Winner!!!

Alissa Nutting of Las Vegas, Nevada, is the winner of the 6th Starcherone Prize for Innovative Fiction contest (2009-10) for her manuscript, Unclean Jobs for Women and Girls. Nutting was selected from among five finalists by Final Judge Ben Marcus.
Alissa Nutting received her MFA in Creative Writing from the University of Alabama, where she served as editor for the Black Warrior Review. She is currently pursuing a PhD in Creative Writing at the University of Nevada-Las Vegas, where she is the Schaeffer Fellow in Fiction.
Unclean Jobs for Women and Girls is a hilarious and terrifically inventive collection of short fiction where each story in the book is predicated upon a would-be career choice for women. The stories are titled, sometimes very fancifully, after these "unclean jobs," such as "Model's Assistant," "Knife-Thrower," "Bandleader's Girlfriend," "Corpse Smoker," and "She-Man." Ten of the stories hagve been published in literary journals, including Tin-House, Mid-American Review, Denver Quarterly, Southeast Review, and Swink.

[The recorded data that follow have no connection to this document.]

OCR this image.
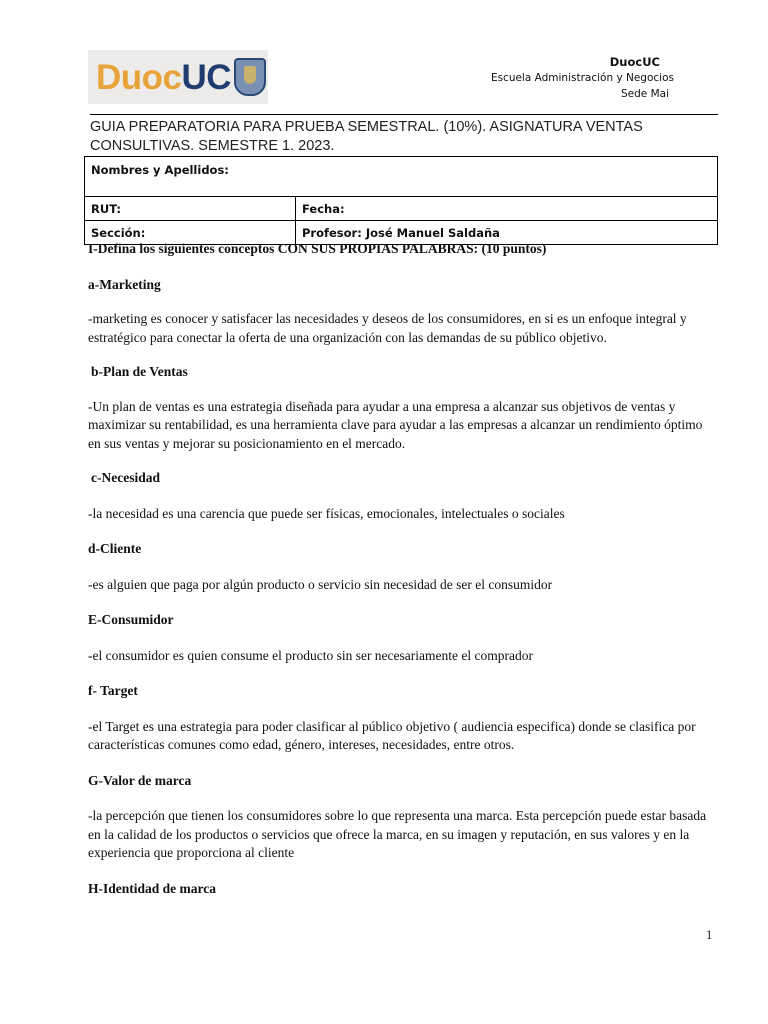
DuocUC	DuocUC
Escuela Administración y Negocios
Sede Mai
GUIA PREPARATORIA PARA PRUEBA SEMESTRAL. (10%). ASIGNATURA VENTAS CONSULTIVAS. SEMESTRE 1. 2023.
Nombres y Apellidos:	
RUT:	Fecha:
Sección:	Profesor: José Manuel Saldaña

I-Defina los siguientes conceptos CON SUS PROPIAS PALABRAS: (10 puntos)

a-Marketing

-marketing es conocer y satisfacer las necesidades y deseos de los consumidores, en si es un enfoque integral y estratégico para conectar la oferta de una organización con las demandas de su público objetivo.

b-Plan de Ventas

-Un plan de ventas es una estrategia diseñada para ayudar a una empresa a alcanzar sus objetivos de ventas y maximizar su rentabilidad, es una herramienta clave para ayudar a las empresas a alcanzar un rendimiento óptimo en sus ventas y mejorar su posicionamiento en el mercado.

c-Necesidad

-la necesidad es una carencia que puede ser físicas, emocionales, intelectuales o sociales

d-Cliente

-es alguien que paga por algún producto o servicio sin necesidad de ser el consumidor

E-Consumidor

-el consumidor es quien consume el producto sin ser necesariamente el comprador

f- Target

-el Target es una estrategia para poder clasificar al público objetivo ( audiencia especifica) donde se clasifica por características comunes como edad, género, intereses, necesidades, entre otros.

G-Valor de marca

-la percepción que tienen los consumidores sobre lo que representa una marca. Esta percepción puede estar basada en la calidad de los productos o servicios que ofrece la marca, en su imagen y reputación, en sus valores y en la experiencia que proporciona al cliente

H-Identidad de marca

1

Unclean Jobs for Women and Girls will be Nutting's debut book. Although it is not a condition of the prize, all six times the Starcherone Prize has been awarded, it has gone to a debut author. Previous winners of the Starcherone Fiction Prize have gone on to win even more critical accolades for their work: most notably, Zachary Mason's The Lost Books of the Odyssey, selected for the Starcherone Prize in 2006, went on to be named one of five nominees for the New York Public Library's Young Lions Award, given to the best work of fiction by a writer 35 years of age. The other previous winners of the Starcherone Prize have been Aimee Parkison, Nina Shope, Sara Greenslit, and Janet Mitchell.
The blind-judged contest drew a total of 209 entries in 2009. The 7th Starcherone Prize contest (2010-11) will begin accepting entries in October 2009, with a final deadline in February 2010.